[[Question] Defences Against the Ducky?]

The Defense against this

Phew, luckily we do quite a lot of that with regard to physical security. They could get a cherry picker to get up to our office window - but I'm sure our CCTV operators would notice that overnight. During the day we have rabid children patrolling the site :-)

[[Question] Defences Against the Ducky?]

Hmmm... so I'm thinking, how do I defend myself against this thing?

1. Our PCs are fairly locked down - so you wouldn't (for example) be able to use Start>Run as a normal user.
2. Physical security: Don't plug in unknown USB sticks when you're an administrator - common sense really - and naturally enough don't leave your machine physically accessible to third parties anyway.
3. You might be able to detect this on the basis of the speed of typing - even if we assume a really fast typist, there's probably some sort of clue with respect to regularity of the keystrokes.

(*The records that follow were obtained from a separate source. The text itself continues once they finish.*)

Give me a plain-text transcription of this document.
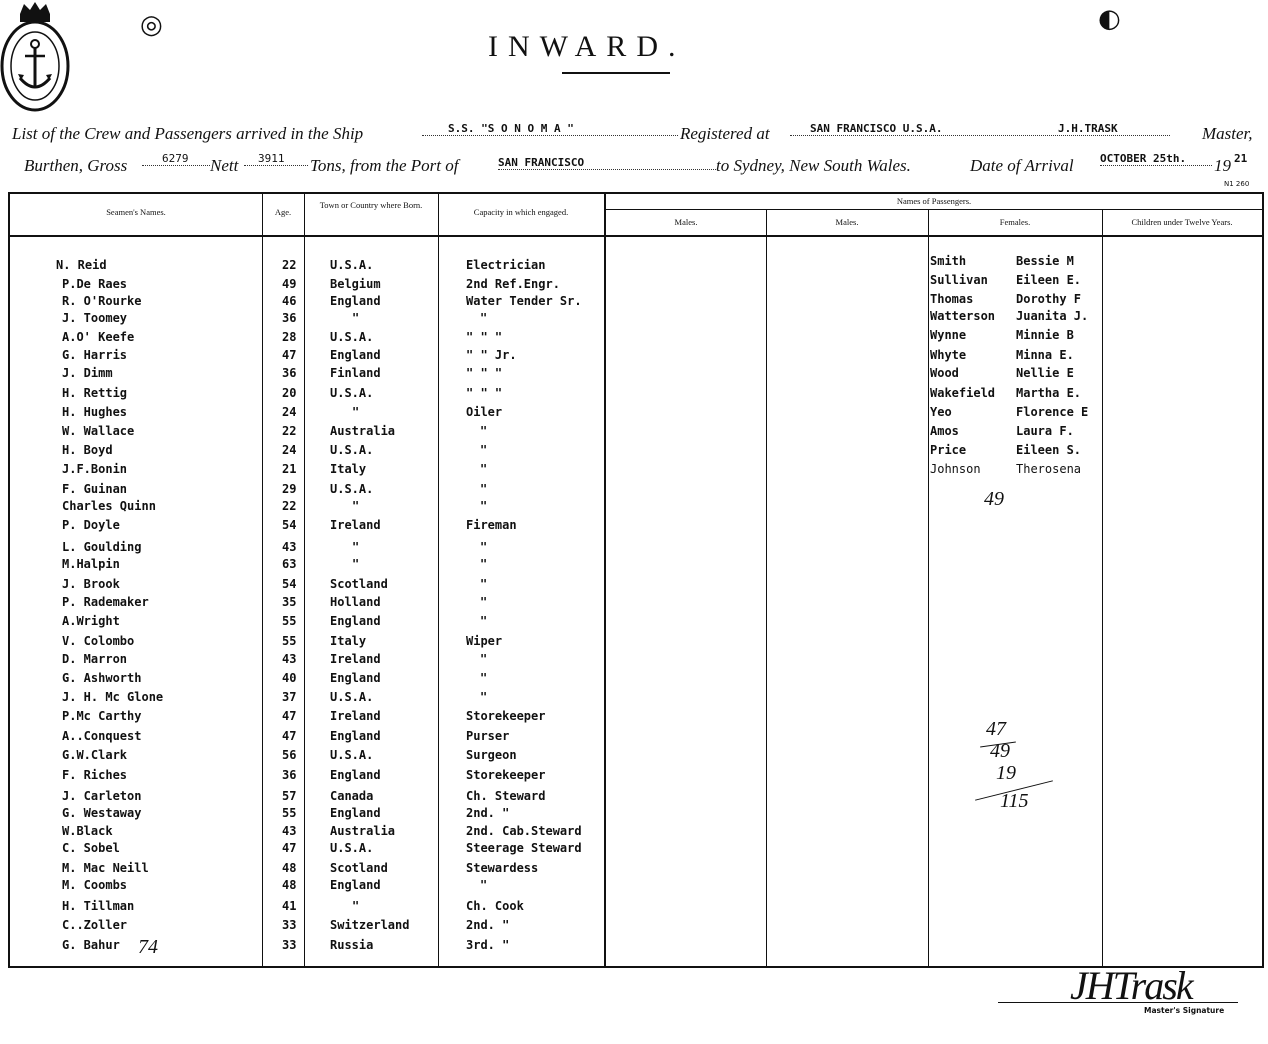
MASTERS DEPARTMENT · SYDNEY
◎	◐
INWARD.
List of the Crew and Passengers arrived in the Ship	S.S. "S O N O M A "	Registered at	SAN FRANCISCO U.S.A.	J.H.TRASK	Master,
Burthen, Gross	6279	Nett	3911	Tons, from the Port of	SAN FRANCISCO	to Sydney, New South Wales.	Date of Arrival OCTOBER 25th.	19 21
N1 260
Seamen's Names.	Age.
Town or Country where Born.
Capacity in which engaged.
Names of Passengers.
Males.	Males.	Females.	Children under Twelve Years.
N. Reid	22	U.S.A.	Electrician
P.De Raes	49	Belgium	2nd Ref.Engr.
R. O'Rourke	46	England	Water Tender Sr.
J. Toomey	36	"	"
A.O' Keefe	28	U.S.A.	" " "
G. Harris	47	England	" " Jr.
J. Dimm	36	Finland	" " "
H. Rettig	20	U.S.A.	" " "
H. Hughes	24	"	Oiler
W. Wallace	22	Australia	"
H. Boyd	24	U.S.A.	"
J.F.Bonin	21	Italy	"
F. Guinan	29	U.S.A.	"
Charles Quinn	22	"	"
P. Doyle	54	Ireland	Fireman
L. Goulding	43	"	"
M.Halpin	63	"	"
J. Brook	54	Scotland	"
P. Rademaker	35	Holland	"
A.Wright	55	England	"
V. Colombo	55	Italy	Wiper
D. Marron	43	Ireland	"
G. Ashworth	40	England	"
J. H. Mc Glone	37	U.S.A.	"
P.Mc Carthy	47	Ireland	Storekeeper
A..Conquest	47	England	Purser
G.W.Clark	56	U.S.A.	Surgeon
F. Riches	36	England	Storekeeper
J. Carleton	57	Canada	Ch. Steward
G. Westaway	55	England	2nd. "
W.Black	43	Australia	2nd. Cab.Steward
C. Sobel	47	U.S.A.	Steerage Steward
M. Mac Neill	48	Scotland	Stewardess
M. Coombs	48	England	"
H. Tillman	41	"	Ch. Cook
C..Zoller	33	Switzerland	2nd. "
G. Bahur	33	Russia	3rd. "
Smith	Bessie M
Sullivan Eileen E.
Thomas	Dorothy F
Watterson Juanita J.
Wynne	Minnie B
Whyte	Minna E.
Wood	Nellie E
Wakefield Martha E.
Yeo	Florence E
Amos	Laura F.
Price	Eileen S.
Johnson	Therosena
49
74
47
49
19
115
JHTrask
Master's Signature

I suppose you could pretend to be a memory stick as well as a HID? We're used to occasionally seeing the "Windows has detected new hardware" message, and most of us will plug in a memory stick without really thinking. (Usually because we think our virus checker will protect us.) Assuming that you did go the Start>Run route, then you could deliver your payload while their back is turned with a wireless click - so they wouldn't see the momentary flash of the dialog on screen. You could even disguise it when they're browsing the net - they'd probably think it was a pop-up.

The key thing is to know it's out there, so you're better prepared.

That said, if you've physical access, wouldn't it be better to sit as a keylogger in between - perhaps disguised as a USB hub? You'd be more likely to go unnoticed, as you're being passive, not active?